Treasure Planet is a retelling of the classic story Treasure Island, but reconfigured into a science fiction setting. A young man named Jim Hawkins (Joseph Gordon-Levitt) grew up hearing the stories of the notorious pirate Captain Flint, and the insurmountable wealth he kept in a mysterious world called Treasure Planet. One day, a dying space sailor gives Jim a chest containing a strange orb, warning Jim that a gang of pirates lead by a cyborg are after the item.
Jim soon learns that the orb is indeed a map that points the way to the fabled Treasure Planet, and he, along with his dog-like friend Delbert (David Hyde Pierce) recruit a crew for the expedition. The crew consists of Captain Amelia (Emma Thompson) and her trusted First Mate, Mr. Arrow, as well as a band of more unsavory figures, including the ship’s cook, Long John Silver (Brian Murray). It’s no secret to anyone who knows the story of Treasure Island that Silver is the one-legged man (or cyborg, in this case) who plans a mutiny and steal the map.
Treasure Planet does a decent job at retelling the story, with the relationship between Hawkins and Silver being a strong point. Under his rouse as a kindly cook, Silver and Hawkins form a kind of father-son relationship, and both gain a mutual respect for one another, even after Silver reveals his initial intentions. The fluctuating friendship and rivalry between the two is well reflected in Treasure Planet.
The film is well animated for the most part, with fluid, energetic visuals and fun character designs (particularly with the alien creatures). There are some moments where the hand-drawn characters and CG backgrounds clash a bit too much, but overall the film is pleasant to look at.

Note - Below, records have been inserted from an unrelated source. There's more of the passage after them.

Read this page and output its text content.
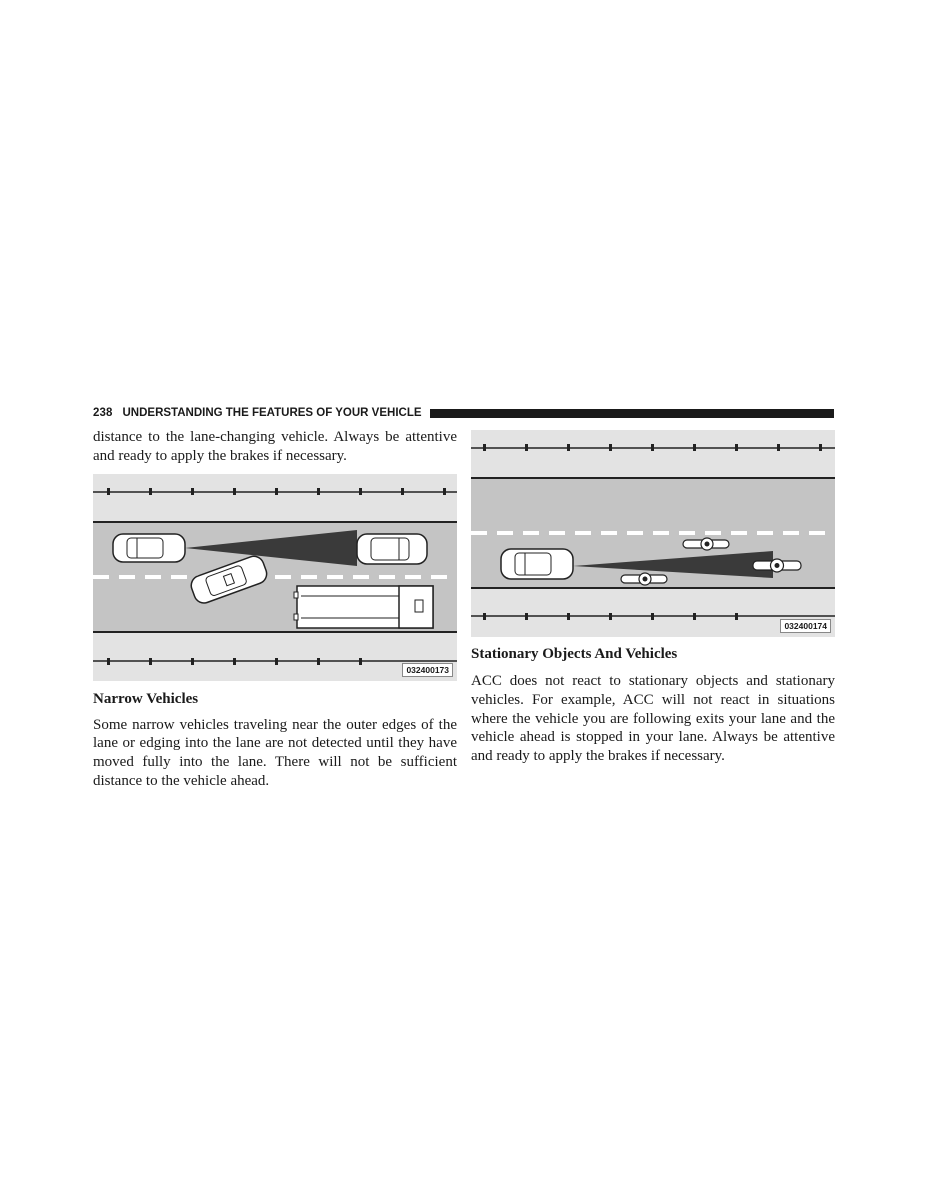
238 UNDERSTANDING THE FEATURES OF YOUR VEHICLE

distance to the lane-changing vehicle. Always be attentive and ready to apply the brakes if necessary.

032400173
Narrow Vehicles

Some narrow vehicles traveling near the outer edges of the lane or edging into the lane are not detected until they have moved fully into the lane. There will not be sufficient distance to the vehicle ahead.

032400174
Stationary Objects And Vehicles

ACC does not react to stationary objects and stationary vehicles. For example, ACC will not react in situations where the vehicle you are following exits your lane and the vehicle ahead is stopped in your lane. Always be attentive and ready to apply the brakes if necessary.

Treasure Planet also includes some top notch action scenes, with the finale being especially exciting. The film takes advantage of its animation and setting to provide a series of fun action sequences. It may have benefitted the movie to have a couple more breathes in between these action scenes for additional character development, but I’d be lying if I said it wasn’t fun.
I suppose it’s necessary to address the elephant in the room: the sci-fi setting.
As previously stated, placing Treasure Island in the depths of outer space is an interesting concept that makes for some good action, but is it also a bit gimmicky? It can be a bit distracting in the film’s earlier moments, and even once you get used to it, you may still wonder if a more direct adaptation would have worked better. It’s a nice twist in some ways, but it can be off-putting in others.
Treasure Planet holds up better than similar Disney movies of the time, such as Atlantis: The Lost Empire, since the movie’s core relationship keeps the story afloat and the action scenes are well done. But its whole schtick can come across as something of a gimmick, the animation techniques don’t always mesh, and the story could dedicate a little more time to the characters. It’s a more solid entry in the Disney canon than its contemporaries were, and better than its box office performance suggests, but it ultimately didn’t have the extra oomph Disney needed to get back into the game.